I created a companion paragraph style Margin Note to format text inside the frame:

  • font size reduced to 9pt
  • hyphentaion enabled in Text Flow tab (because the frame is rather narrow and this usually requires hyphenation for aesthetic reasons)

You now have all the tools. When you want to insert a margin heading or a cut-in note at some text location:

  1. Insert>Frame
  2. immediately (meaning: without resizing it, moving it or doing anything with the mouse or any tool), apply Outer Note or Marginalia frame style
  3. the frame is still selected, type your note

In case you want to tune position, size or any frame attribute, do this exclusively through the style. Frame styles are extremely sensitive to direct formatting and it is next to impossible to remove it once it is set. In some circumstances, the changes may not be applied immediately to the frames (this frequently happens when you modify a style when a frame is selected – so, for safety, make sure no frame is selected before changing the style). In this case, apply another style, e.g. Formula to the reluctant frame, then back the intended style. However, this may change the character anchor position. So try to avoid the situation.

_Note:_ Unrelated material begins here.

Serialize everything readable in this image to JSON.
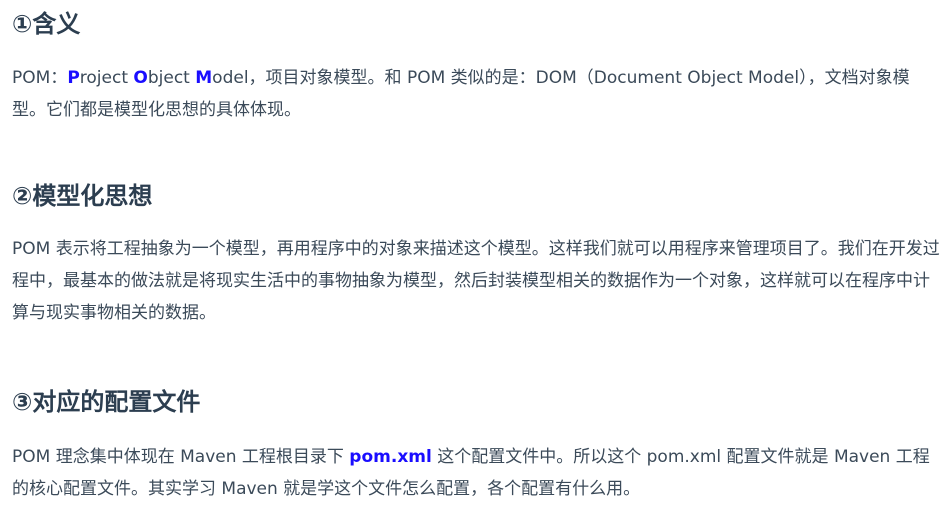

Example document: AskLOMarginNotes.odt (52.5 KB)

In this document, you can see the effect of Keep within text boundaries. I attached a cut-in note to word “Vestibulum” on the last line of the first page. Since there is not enough room to lay out the frame above the bottom margin, the frame is sent to next page.

To experiment with frame side alternation, put the cursor at start of “Aliquam velit” (last paragraph in first page), type lorem then F3 to add more text. Frame “Learning in Florence” should now be in page 3 and moved from left to right margin.